10. Be Patient With Each Other
If your spouse is used to eating more takeout than you can currently afford to do, then expect some growing pains. Expect them to struggle and be frustrated. Be patient with one another. It takes time to adjust to a new lifestyle, especially when that lifestyle involves cutbacks. But having patience with one another now will absolutely pay off later.
11. Consider Professional Help
There are people who do this for a living. Find a CPA, a financial planner, etc. Sometimes having an objective voice in the conversation can be immensely helpful.
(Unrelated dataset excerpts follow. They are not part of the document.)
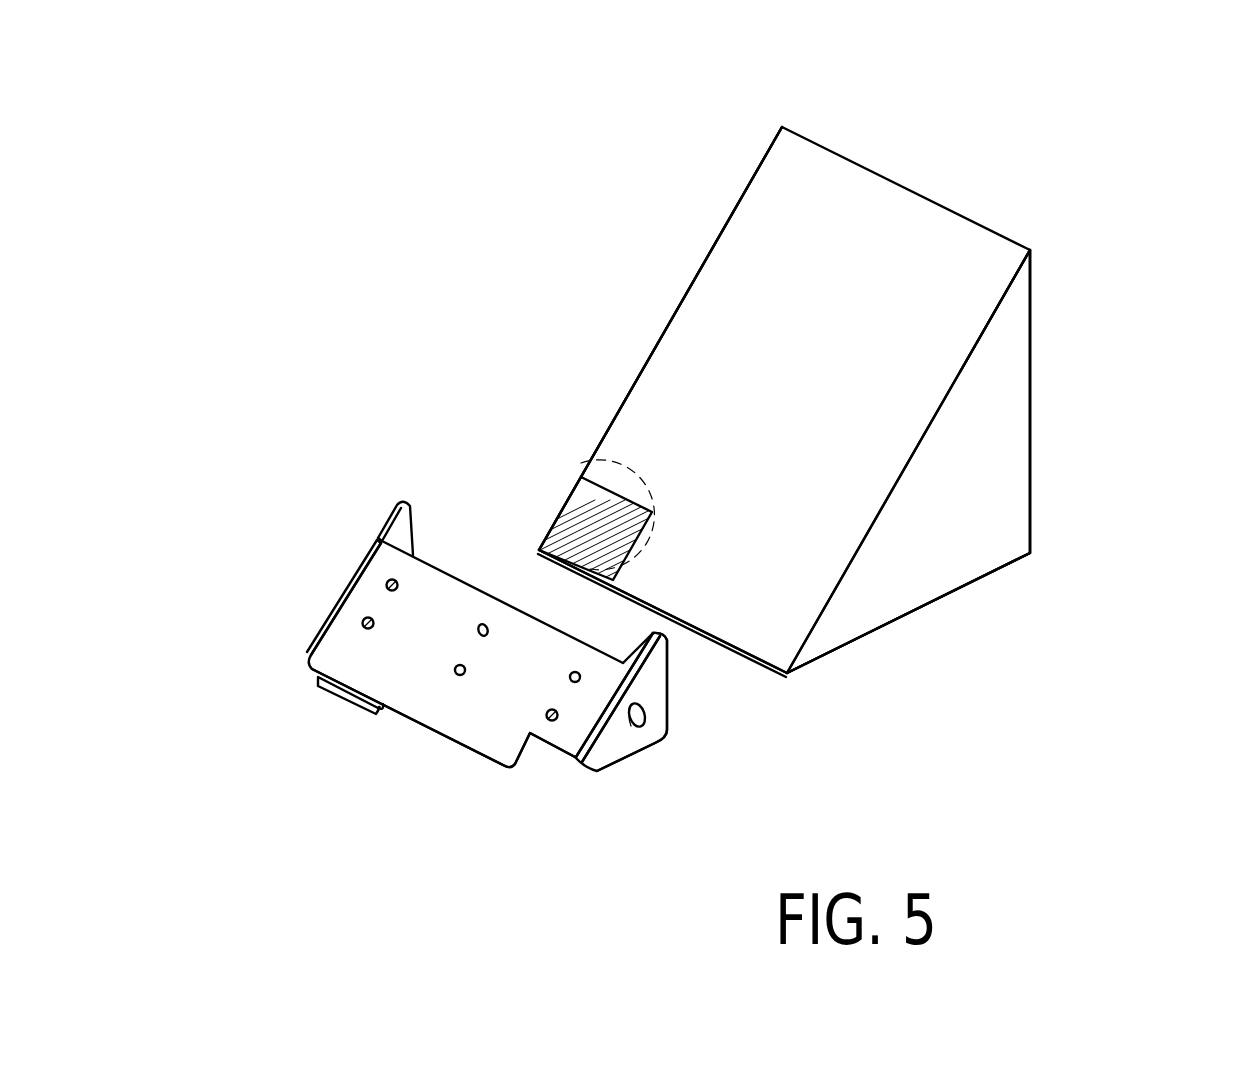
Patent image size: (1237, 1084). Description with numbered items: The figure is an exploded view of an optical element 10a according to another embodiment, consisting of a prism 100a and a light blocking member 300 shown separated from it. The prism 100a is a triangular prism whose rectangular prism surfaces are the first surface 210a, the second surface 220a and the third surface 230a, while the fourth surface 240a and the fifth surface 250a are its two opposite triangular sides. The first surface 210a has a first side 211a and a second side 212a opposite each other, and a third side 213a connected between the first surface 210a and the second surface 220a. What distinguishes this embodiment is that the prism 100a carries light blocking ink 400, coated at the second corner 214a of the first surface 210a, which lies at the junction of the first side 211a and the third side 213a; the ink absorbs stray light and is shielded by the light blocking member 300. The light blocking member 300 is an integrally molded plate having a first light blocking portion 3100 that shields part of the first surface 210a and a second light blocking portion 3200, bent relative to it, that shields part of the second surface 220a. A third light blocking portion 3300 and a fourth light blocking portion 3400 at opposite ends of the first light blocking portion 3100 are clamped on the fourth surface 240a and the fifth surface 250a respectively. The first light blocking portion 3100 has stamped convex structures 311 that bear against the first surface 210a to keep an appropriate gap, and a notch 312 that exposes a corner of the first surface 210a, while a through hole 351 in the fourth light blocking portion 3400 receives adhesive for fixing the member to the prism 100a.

The optical element 10a is at (532, 91).
The prism 100a is at (880, 222).
The first surface 210a is at (708, 357).
The first side 211a is at (718, 232).
The second side 212a is at (997, 312).
The third side 213a is at (757, 664).
The second corner 214a is at (612, 466).
The second surface 220a is at (975, 585).
The third surface 230a is at (1032, 508).
The fourth surface 240a is at (614, 405).
The fifth surface 250a is at (980, 420).
The light blocking member 300 is at (423, 731).
The convex structures 311 is at (460, 676).
The notch 312 is at (545, 768).
The through hole 351 is at (648, 712).
The light blocking ink 400 is at (582, 523).
The first light blocking portion 3100 is at (347, 647).
The second light blocking portion 3200 is at (342, 692).
The third light blocking portion 3300 is at (382, 518).
The fourth light blocking portion 3400 is at (625, 745).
A professional can make you feel more equipped and empowered to take on this financial journey together!
12. Avoid Comparison
Don’t compare yourself to friends. Easier said than done, I know. But remember that your friends’ financial situations do not make them inherently better. It does not mean their marriages are stronger. Just because the Joneses aren’t struggling financially doesn’t mean they aren’t struggling in other ways. We’re all on different journeys.
13. Celebrate The Small Victories
You don’t have to wait to celebrate until you’ve got it all together. (Because that time will never fully come.) Celebrate the little thing, like saving 1/4 of a downpayment. Or that there’s enough in your emergency fund to cover a month’s rent. Celebrate that you’ve stuck to the budget for a whole month!
14. Have “Money Dates”
This is a fun one. And just because it says “date” doesn’t mean it has to be expensive. Grab a pint of your favorite ice cream at the grocery store, and have it out on the front porch while you discuss money. Wait until the kids go to bed and open a bottle of wine. Go grab a coffee or a soda and talk on the drive. Build intimacy while you build up your finances!
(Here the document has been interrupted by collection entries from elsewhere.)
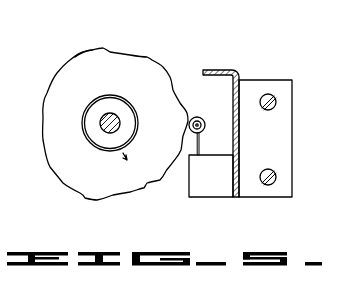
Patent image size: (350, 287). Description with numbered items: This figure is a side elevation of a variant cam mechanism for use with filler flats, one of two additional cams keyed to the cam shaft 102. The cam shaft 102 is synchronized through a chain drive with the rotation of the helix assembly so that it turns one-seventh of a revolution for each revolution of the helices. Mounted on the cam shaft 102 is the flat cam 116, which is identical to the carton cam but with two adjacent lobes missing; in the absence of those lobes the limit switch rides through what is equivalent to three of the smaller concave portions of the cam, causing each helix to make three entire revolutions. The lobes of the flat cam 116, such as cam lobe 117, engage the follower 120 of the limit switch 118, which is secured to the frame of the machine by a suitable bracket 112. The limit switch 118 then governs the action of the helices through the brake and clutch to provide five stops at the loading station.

The cam shaft 102 is at (108, 129).
The bracket 112 is at (272, 149).
The flat cam 116 is at (114, 66).
The cam lobe 117 is at (92, 48).
The limit switch 118 is at (222, 180).
The follower 120 is at (200, 117).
15. Find Free or Low-Cost Activities
This is especially easy in the summer season. Most cities host all sorts of events at parks, downtown areas, etc. when the sun comes out. Walk through an art festival. Go play pickleball. Watch for fast food promos, and go get milkshakes when they’re half-price! You still deserve to have fun!
16. Practice Intentional Gratitude
You may not have everything you want—none of us do—but you have at least one thing to be grateful for each day—even if it’s just the color of the sky and the love of your spouse. Practice being grateful for one another and for the life you’re making together. There is good everywhere. Look for it. You’re building a beautiful life.